To contextualize the performance, I compared the improved ShuffleNetV2 model against other established networks, including lightweight models like MobileNetV2 and GhostNet, as well as a deeper ResNet34. The comparison, under identical experimental conditions, is shown below:
| Model | Accuracy (%) | Parameters | FLOPs (×10^8) |
|---|---|---|---|
| Improved ShuffleNetV2 (Ours) | 92.25 | 2,031,288 | 1.14 |
| MobileNetV2 | 91.14 | 3,504,872 | 3.20 |
| ResNet34 | 91.60 | 11,689,512 | 18.21 |
| GhostNet | 87.74 | 5,183,016 | 1.50 |
| ShuffleNetV2 (Baseline) | 87.44 | 2,278,604 | 1.50 |
The improved model achieves the highest accuracy while maintaining the lowest FLOPs among all contenders, except for the baseline ShuffleNetV2 which has similar FLOPs but much lower accuracy. It outperforms MobileNetV2 by 1.11 points and ResNet34 by 0.65 points, despite being far more efficient. This demonstrates the effectiveness of the proposed modifications for the specific task of dust identification on solar panels.

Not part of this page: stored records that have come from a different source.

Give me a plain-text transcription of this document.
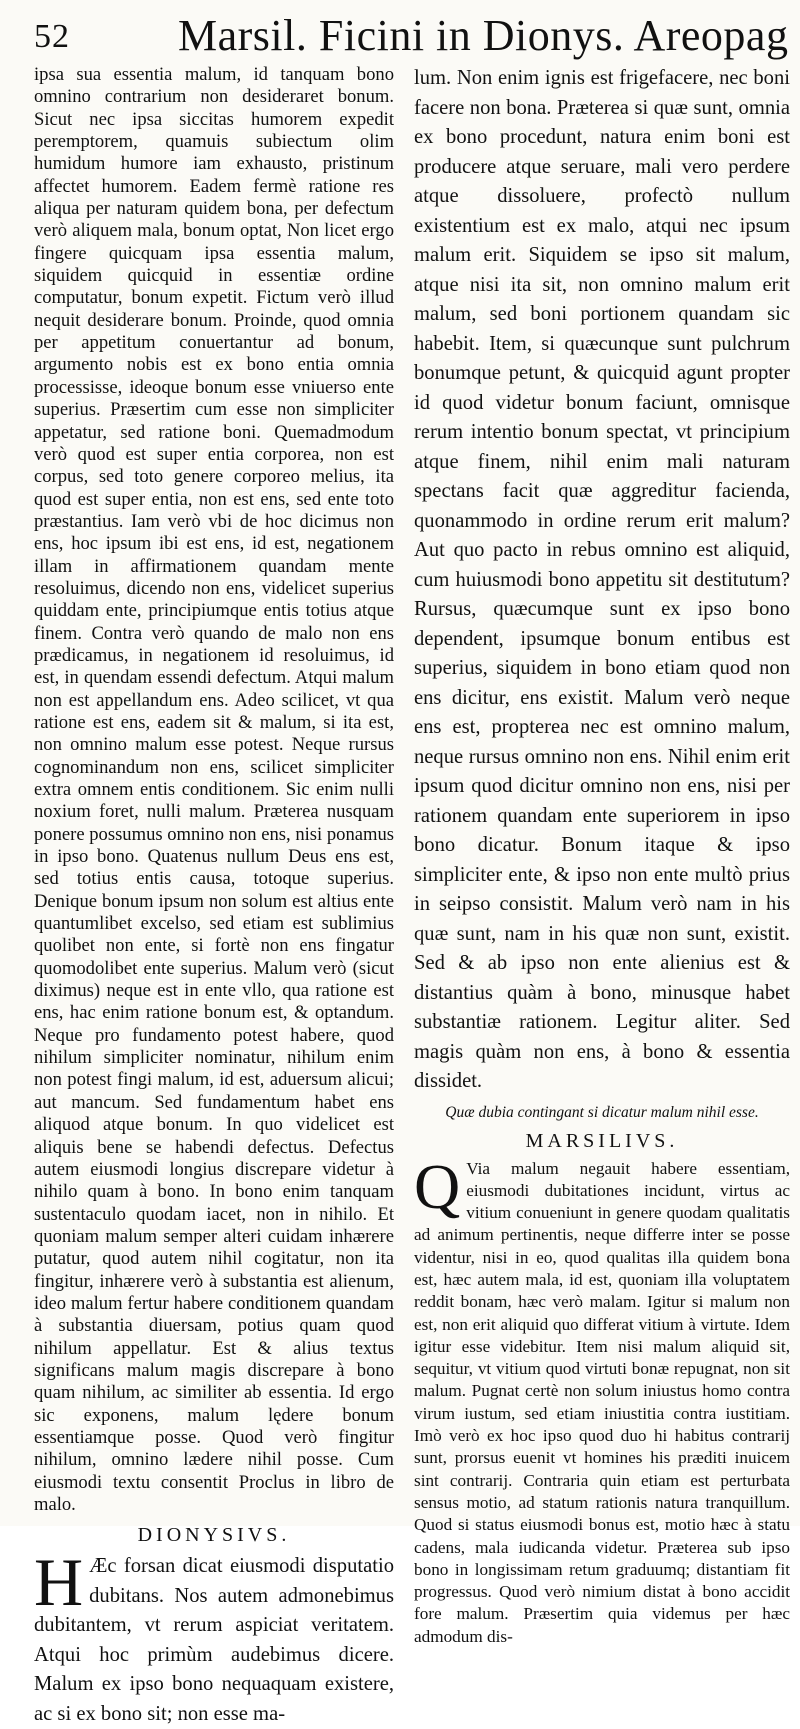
52 Marsil. Ficini in Dionys. Areopag

ipsa sua essentia malum, id tanquam bono omnino contrarium non desideraret bonum. Sicut nec ipsa siccitas humorem expedit peremptorem, quamuis subiectum olim humidum humore iam exhausto, pristinum affectet humorem. Eadem fermè ratione res aliqua per naturam quidem bona, per defectum verò aliquem mala, bonum optat, Non licet ergo fingere quicquam ipsa essentia malum, siquidem quicquid in essentiæ ordine computatur, bonum expetit. Fictum verò illud nequit desiderare bonum. Proinde, quod omnia per appetitum conuertantur ad bonum, argumento nobis est ex bono entia omnia processisse, ideoque bonum esse vniuerso ente superius. Præsertim cum esse non simpliciter appetatur, sed ratione boni. Quemadmodum verò quod est super entia corporea, non est corpus, sed toto genere corporeo melius, ita quod est super entia, non est ens, sed ente toto præstantius. Iam verò vbi de hoc dicimus non ens, hoc ipsum ibi est ens, id est, negationem illam in affirmationem quandam mente resoluimus, dicendo non ens, videlicet superius quiddam ente, principiumque entis totius atque finem. Contra verò quando de malo non ens prædicamus, in negationem id resoluimus, id est, in quendam essendi defectum. Atqui malum non est appellandum ens. Adeo scilicet, vt qua ratione est ens, eadem sit & malum, si ita est, non omnino malum esse potest. Neque rursus cognominandum non ens, scilicet simpliciter extra omnem entis conditionem. Sic enim nulli noxium foret, nulli malum. Præterea nusquam ponere possumus omnino non ens, nisi ponamus in ipso bono. Quatenus nullum Deus ens est, sed totius entis causa, totoque superius. Denique bonum ipsum non solum est altius ente quantumlibet excelso, sed etiam est sublimius quolibet non ente, si fortè non ens fingatur quomodolibet ente superius. Malum verò (sicut diximus) neque est in ente vllo, qua ratione est ens, hac enim ratione bonum est, & optandum. Neque pro fundamento potest habere, quod nihilum simpliciter nominatur, nihilum enim non potest fingi malum, id est, aduersum alicui; aut mancum. Sed fundamentum habet ens aliquod atque bonum. In quo videlicet est aliquis bene se habendi defectus. Defectus autem eiusmodi longius discrepare videtur à nihilo quam à bono. In bono enim tanquam sustentaculo quodam iacet, non in nihilo. Et quoniam malum semper alteri cuidam inhærere putatur, quod autem nihil cogitatur, non ita fingitur, inhærere verò à substantia est alienum, ideo malum fertur habere conditionem quandam à substantia diuersam, potius quam quod nihilum appellatur. Est & alius textus significans malum magis discrepare à bono quam nihilum, ac similiter ab essentia. Id ergo sic exponens, malum lędere bonum essentiamque posse. Quod verò fingitur nihilum, omnino lædere nihil posse. Cum eiusmodi textu consentit Proclus in libro de malo.

DIONYSIVS.

H Æc forsan dicat eiusmodi disputatio dubitans. Nos autem admonebimus dubitantem, vt rerum aspiciat veritatem. Atqui hoc primùm audebimus dicere. Malum ex ipso bono nequaquam existere, ac si ex bono sit; non esse ma-

lum. Non enim ignis est frigefacere, nec boni facere non bona. Præterea si quæ sunt, omnia ex bono procedunt, natura enim boni est producere atque seruare, mali vero perdere atque dissoluere, profectò nullum existentium est ex malo, atqui nec ipsum malum erit. Siquidem se ipso sit malum, atque nisi ita sit, non omnino malum erit malum, sed boni portionem quandam sic habebit. Item, si quæcunque sunt pulchrum bonumque petunt, & quicquid agunt propter id quod videtur bonum faciunt, omnisque rerum intentio bonum spectat, vt principium atque finem, nihil enim mali naturam spectans facit quæ aggreditur facienda, quonammodo in ordine rerum erit malum? Aut quo pacto in rebus omnino est aliquid, cum huiusmodi bono appetitu sit destitutum? Rursus, quæcumque sunt ex ipso bono dependent, ipsumque bonum entibus est superius, siquidem in bono etiam quod non ens dicitur, ens existit. Malum verò neque ens est, propterea nec est omnino malum, neque rursus omnino non ens. Nihil enim erit ipsum quod dicitur omnino non ens, nisi per rationem quandam ente superiorem in ipso bono dicatur. Bonum itaque & ipso simpliciter ente, & ipso non ente multò prius in seipso consistit. Malum verò nam in his quæ sunt, nam in his quæ non sunt, existit. Sed & ab ipso non ente alienius est & distantius quàm à bono, minusque habet substantiæ rationem. Legitur aliter. Sed magis quàm non ens, à bono & essentia dissidet.

Quæ dubia contingant si dicatur malum nihil esse.
MARSILIVS.

Q Via malum negauit habere essentiam, eiusmodi dubitationes incidunt, virtus ac vitium conueniunt in genere quodam qualitatis ad animum pertinentis, neque differre inter se posse videntur, nisi in eo, quod qualitas illa quidem bona est, hæc autem mala, id est, quoniam illa voluptatem reddit bonam, hæc verò malam. Igitur si malum non est, non erit aliquid quo differat vitium à virtute. Idem igitur esse videbitur. Item nisi malum aliquid sit, sequitur, vt vitium quod virtuti bonæ repugnat, non sit malum. Pugnat certè non solum iniustus homo contra virum iustum, sed etiam iniustitia contra iustitiam. Imò verò ex hoc ipso quod duo hi habitus contrarij sunt, prorsus euenit vt homines his præditi inuicem sint contrarij. Contraria quin etiam est perturbata sensus motio, ad statum rationis natura tranquillum. Quod si status eiusmodi bonus est, motio hæc à statu cadens, mala iudicanda videtur. Præterea sub ipso bono in longissimam retum graduumq; distantiam fit progressus. Quod verò nimium distat à bono accidit fore malum. Præsertim quia videmus per hæc admodum dis-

The success of the improved model can be attributed to several factors. The Mish activation facilitates better learning of complex dust patterns. The mixed-depthwise convolution adapts to varying particle sizes—critical since dust on solar panels can range from fine powder to larger debris. The CA module helps the model focus on relevant spatial regions, reducing confusion from background textures or image artifacts. Importantly, these enhancements align with the need for lightweight models; the CA module, in particular, replaces heavy pointwise convolutions, cutting down parameters and computations. From a practical standpoint, this means the model can be deployed on mobile or embedded systems for real-time inspection of solar panels in the field, enabling frequent monitoring without requiring expensive equipment.
However, there are limitations to this study. The dataset, though augmented, is from only four regions; expanding to more diverse geographical locations would improve model robustness. Additionally, the current work focuses on classification accuracy but does not directly correlate dust types with power loss metrics of solar panels. Future research should integrate physical models to estimate efficiency degradation based on identified dust categories. Another direction is to explore real-time video analysis for dynamic dust accumulation monitoring on solar panels.
In conclusion, I have developed an enhanced ShuffleNetV2-based model for identifying dust particles on solar panels. By incorporating Mish activation, mixed-depthwise convolution, and coordinate attention, the model achieves superior accuracy and reduced computational complexity compared to existing lightweight networks. This work underscores the potential of tailored deep learning solutions for maintaining solar panel efficiency, contributing to the broader goal of optimizing renewable energy systems. As solar energy continues to expand, such automated inspection tools will become increasingly valuable for ensuring peak performance and longevity of solar installations worldwide.